Git filtering tools are used to rewrite or filter the commit history of a Git repository. This allows you to modify commits, such as removing sensitive information, changing commit messages, or altering file paths.

  • git filter-branch: A legacy tool for filtering and rewriting Git history.
  • git filter-repo: A more recent and faster tool for filtering Git repositories, recommended for new projects.
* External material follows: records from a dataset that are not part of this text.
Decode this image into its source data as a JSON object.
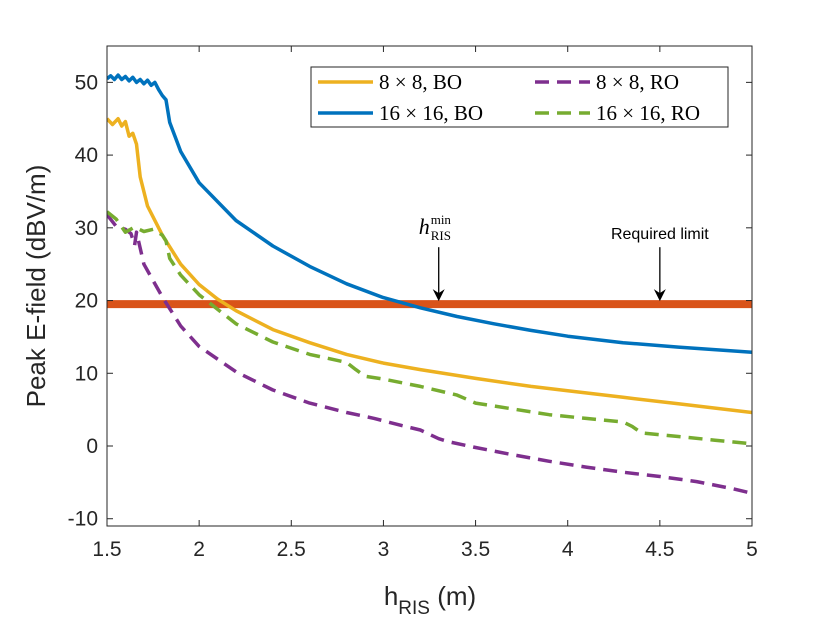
{
  "chart_data": {
    "type": "line",
    "title": "",
    "xlabel_main": "h",
    "xlabel_sub": "RIS",
    "xlabel_unit": " (m)",
    "ylabel": "Peak E-field (dBV/m)",
    "xlim": [
      1.5,
      5
    ],
    "ylim": [
      -11,
      55
    ],
    "xticks": [
      1.5,
      2,
      2.5,
      3,
      3.5,
      4,
      4.5,
      5
    ],
    "xtick_labels": [
      "1.5",
      "2",
      "2.5",
      "3",
      "3.5",
      "4",
      "4.5",
      "5"
    ],
    "yticks": [
      -10,
      0,
      10,
      20,
      30,
      40,
      50
    ],
    "ytick_labels": [
      "-10",
      "0",
      "10",
      "20",
      "30",
      "40",
      "50"
    ],
    "grid": false,
    "legend_position": "top-right",
    "series": [
      {
        "name": "8 × 8, BO",
        "color": "#EDB120",
        "dash": "solid",
        "x": [
          1.5,
          1.53,
          1.56,
          1.58,
          1.6,
          1.62,
          1.64,
          1.66,
          1.68,
          1.72,
          1.8,
          1.9,
          2.0,
          2.1,
          2.2,
          2.4,
          2.6,
          2.8,
          3.0,
          3.2,
          3.5,
          3.8,
          4.0,
          4.3,
          4.6,
          5.0
        ],
        "values": [
          45,
          44.2,
          45,
          44,
          44.6,
          42.6,
          43,
          41.5,
          37,
          33,
          29,
          25,
          22.2,
          20.2,
          18.6,
          16,
          14.2,
          12.6,
          11.4,
          10.5,
          9.3,
          8.2,
          7.6,
          6.7,
          5.8,
          4.6
        ]
      },
      {
        "name": "16 × 16, BO",
        "color": "#0072BD",
        "dash": "solid",
        "x": [
          1.5,
          1.52,
          1.54,
          1.56,
          1.58,
          1.6,
          1.62,
          1.64,
          1.66,
          1.68,
          1.7,
          1.72,
          1.74,
          1.76,
          1.78,
          1.8,
          1.82,
          1.84,
          1.87,
          1.9,
          2.0,
          2.2,
          2.4,
          2.6,
          2.8,
          3.0,
          3.2,
          3.4,
          3.6,
          3.8,
          4.0,
          4.3,
          4.6,
          5.0
        ],
        "values": [
          50.5,
          50.9,
          50.4,
          51,
          50.4,
          50.8,
          50.2,
          50.7,
          50,
          50.4,
          49.8,
          50.3,
          49.6,
          50,
          49,
          48.2,
          47.6,
          44.5,
          42.5,
          40.5,
          36.2,
          31,
          27.5,
          24.7,
          22.3,
          20.4,
          19,
          17.8,
          16.8,
          15.9,
          15.1,
          14.2,
          13.6,
          12.9
        ]
      },
      {
        "name": "8 × 8, RO",
        "color": "#7E2F8E",
        "dash": "dashed",
        "x": [
          1.5,
          1.55,
          1.6,
          1.63,
          1.65,
          1.66,
          1.7,
          1.8,
          1.9,
          2.0,
          2.2,
          2.4,
          2.6,
          2.8,
          2.95,
          3.1,
          3.2,
          3.3,
          3.35,
          3.5,
          3.7,
          3.9,
          4.1,
          4.3,
          4.5,
          4.7,
          4.9,
          5.0
        ],
        "values": [
          31.8,
          30.2,
          29.8,
          29.2,
          27.6,
          29.4,
          25,
          20.5,
          16.5,
          13.7,
          10.2,
          7.7,
          5.9,
          4.6,
          3.8,
          2.8,
          2.2,
          1.0,
          0.6,
          -0.2,
          -1.2,
          -2.1,
          -2.9,
          -3.6,
          -4.2,
          -4.9,
          -5.9,
          -6.5
        ]
      },
      {
        "name": "16 × 16, RO",
        "color": "#77AC30",
        "dash": "dashed",
        "x": [
          1.5,
          1.55,
          1.6,
          1.65,
          1.7,
          1.75,
          1.8,
          1.82,
          1.84,
          1.9,
          2.0,
          2.2,
          2.4,
          2.6,
          2.8,
          2.85,
          2.9,
          3.0,
          3.2,
          3.4,
          3.5,
          3.7,
          3.9,
          4.1,
          4.3,
          4.35,
          4.4,
          4.6,
          4.8,
          5.0
        ],
        "values": [
          32.2,
          31.2,
          29.4,
          30.1,
          29.5,
          29.8,
          29,
          28.2,
          25.8,
          23.5,
          20.8,
          16.8,
          14.3,
          12.6,
          11.5,
          10.5,
          9.6,
          9.2,
          8.2,
          7.0,
          5.9,
          5.1,
          4.3,
          3.8,
          3.3,
          2.7,
          1.8,
          1.3,
          0.8,
          0.3
        ]
      }
    ],
    "reference_line": {
      "name": "Required limit",
      "value": 19.5,
      "color": "#D95319"
    },
    "annotations": [
      {
        "kind": "math",
        "base": "h",
        "sub": "RIS",
        "sup": "min",
        "x_data": 3.3,
        "y_data": 19.5
      },
      {
        "kind": "text",
        "text": "Required limit",
        "x_data": 4.5,
        "y_data": 19.5
      }
    ]
  }
}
Installing Git Filter Tools

Installing git filter-repo

  1. Install via Package Manager:

    • macOS:
    brew install git-filter-repo
    
    • Linux:
    sudo apt-get install git-filter-repo
    
  2. Install via Python Package:

    pip install git-filter-repo
    

Installing git filter-branch

git filter-branch is included with Git, so no additional installation is required.

Using git filter-branch

git filter-branch is used to rewrite history in a Git repository. Use it with caution, as it rewrites commit history, which can affect all clones of the repository.

Basic Syntax

git filter-branch --filter <filter> <branch>

Example: Removing a File from History

To remove a file from all commits:

git filter-branch --tree-filter 'rm -f path/to/file' HEAD

Example: Changing Author Information

To change author information in all commits:

git filter-branch --env-filter '
OLD_EMAIL="old-email@example.com"
NEW_EMAIL="new-email@example.com"
NEW_NAME="New Name"
if [ "$GIT_COMMITTER_EMAIL" = "$OLD_EMAIL" ]
then
    export GIT_COMMITTER_NAME="$NEW_NAME"
    export GIT_COMMITTER_EMAIL="$NEW_EMAIL"
fi
if [ "$GIT_AUTHOR_EMAIL" = "$OLD_EMAIL" ]
then
    export GIT_AUTHOR_NAME="$NEW_NAME"
    export GIT_AUTHOR_EMAIL="$NEW_EMAIL"
fi
' --tag-name-filter cat -- --branches --tags

Using git filter-repo

git filter-repo is a newer and more efficient tool compared to git filter-branch. It is recommended for most filtering tasks.

Basic Syntax

git filter-repo --<filter> <options>

Example: Removing a File from History

To remove a file from all commits:

git filter-repo --path path/to/file --invert-paths

Example: Changing Author Information

To change author information in all commits:

git filter-repo --commit-callback '
if commit.author_email == b"old-email@example.com":
    commit.author_email = b"new-email@example.com"
    commit.author_name = b"New Name"
if commit.committer_email == b"old-email@example.com":
    commit.committer_email = b"new-email@example.com"
    commit.committer_name = b"New Name"
'

Examples of Using Git Filter

Example 1: Removing a File

Remove a file from the entire history of a Git repository:

git filter-repo --path path/to/file --invert-paths

Example 2: Changing Email Addresses

Change all instances of an old email address to a new email address:

git filter-repo --commit-callback '
if commit.author_email == b"old-email@example.com":
    commit.author_email = b"new-email@example.com"
if commit.committer_email == b"old-email@example.com":
    commit.committer_email = b"new-email@example.com"
'

Example 3: Renaming a Repository

Rename a repository from old-repo to new-repo:

git filter-repo --path old-repo --to-subdirectory-filter new-repo

Common Use Cases

  • Removing Sensitive Data: Permanently delete sensitive files or data from the repository history.
  • Changing Author Information: Correct or update author names and email addresses.
  • Reorganizing Repository Structure: Change the directory structure or rename repositories.
  • Splitting Repositories: Split a repository into multiple repositories.

Summary

Git filtering tools like git filter-branch and git filter-repo are powerful tools for rewriting and filtering Git history. They allow you to perform tasks such as removing sensitive information, changing commit metadata, and modifying repository structure. git filter-repo is generally preferred for new projects due to its efficiency and improved performance.